İkizdere yetmedi, Çayeli’ne gittin, orada da gerekeni yaptılar. Sonra Trabzon’a gitti, ortalarda görünmeden uçağa bindin döndün. Bunlar daha yeterli günler. Ahde vefa denilen bir şey var. Bu millet unutmaz. Hürmete dayalı bir siyasetin yanında olduk, bunun oturmasını istedik. Buna da devam ediyoruz.
Soylu ve Yıldırım’a sahip çıktı
İçişlerimiz Bakanımız Süleyman Soylu’yu gaye alan hücumların gerisinde ülkemizde sağlanan bu huzur ve inanç ikliminden duyulan rahatsızlık var. Cürüm örgütleri ile de uğraşında de İçişleri Bakanımızın yanında olduk ve yanında olacağız.
Binali Yıldırım arkadaşımızın oğlu üzerinden maksat alınması asıl niyeti gösteren bir öbür işarettir. Şimdiye kadar şahsımız, partimiz ve çalışma arkadaşlarımız üzerinden ülkemize yönelik hiçbir hücuma eyvallah etmediysek bu tezgahı da bozacağız. Buradan sesleniyor bay Kemal, bayan Meral size buradan ekmek çıkmaz boşuna uğraşmayın.
Suç çetelerinin mensuplarını dünyanın neresine kaçarlarsa kaçsınlar takip ediyoruz. Tıpkı FETÖcüler, PKK’lılar üzere. Bu suçluları ülkemize getirip yargıya teslim edene kadar peşlerini bırakmayacağız Tüm palavralar, iftiralar ortaya dökülecektir.

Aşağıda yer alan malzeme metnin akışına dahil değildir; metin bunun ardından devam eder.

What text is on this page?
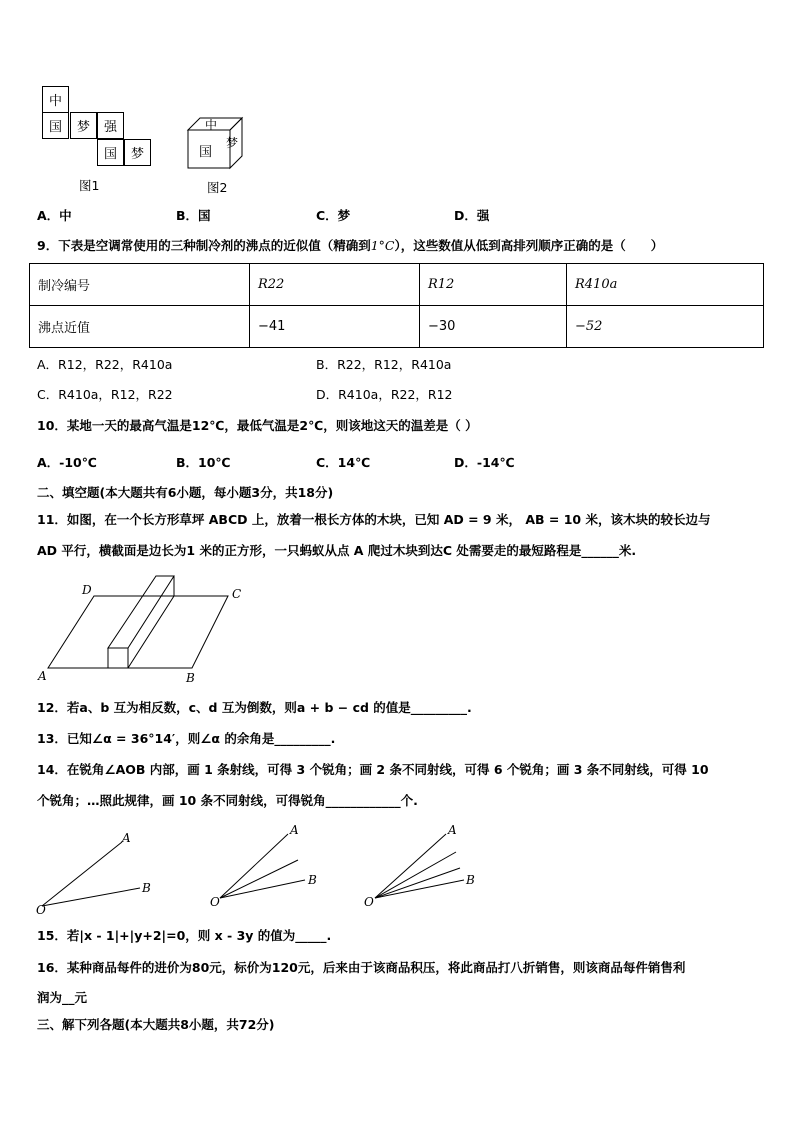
中
国	梦	强
国	梦
图1
中
国
梦
图2
A．中	B．国	C．梦	D．强
9．下表是空调常使用的三种制冷剂的沸点的近似值（精确到1°C），这些数值从低到高排列顺序正确的是（　　）
制冷编号	R22	R12	R410a
沸点近值	−41	−30	−52
A．R12，R22，R410a	B．R22，R12，R410a
C．R410a，R12，R22	D．R410a，R22，R12
10．某地一天的最高气温是12℃，最低气温是2℃，则该地这天的温差是（ ）
A．-10℃	B．10℃	C．14℃	D．-14℃
二、填空题(本大题共有6小题，每小题3分，共18分)
11．如图，在一个长方形草坪 ABCD 上，放着一根长方体的木块，已知 AD = 9 米， AB = 10 米，该木块的较长边与
AD 平行，横截面是边长为1 米的正方形，一只蚂蚁从点 A 爬过木块到达C 处需要走的最短路程是______米.
D	C
A	B
12．若a、b 互为相反数，c、d 互为倒数，则a + b − cd 的值是_________.
13．已知∠α = 36°14′，则∠α 的余角是_________.
14．在锐角∠AOB 内部，画 1 条射线，可得 3 个锐角；画 2 条不同射线，可得 6 个锐角；画 3 条不同射线，可得 10
个锐角；…照此规律，画 10 条不同射线，可得锐角____________个.
A
B
O
A
B
O
A
B
O
15．若|x - 1|+|y+2|=0，则 x - 3y 的值为_____.
16．某种商品每件的进价为80元，标价为120元，后来由于该商品积压，将此商品打八折销售，则该商品每件销售利
润为__元
三、解下列各题(本大题共8小题，共72分)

Erken seçim hakkında konuştu
Seçimin 2023’de yapılacağını tekraren tekrarlamış olmamıza karşın erken seçim diye tutturanların sufleyi nereden aldıkları açıktır. Boşuna uğraşmayın. Seçim Haziran 2023’tür.
Bugünde yürütülen iftira kampanyalarının emeli milletimizin hassasiyetlerini kullanarak iktidar yolunu zahmetsizce açabilmektir. Kabahat örgütlerinden medet umacak kadar prensipsiz, sığ, ufuksuz bir muhalefet anlayışı vardır.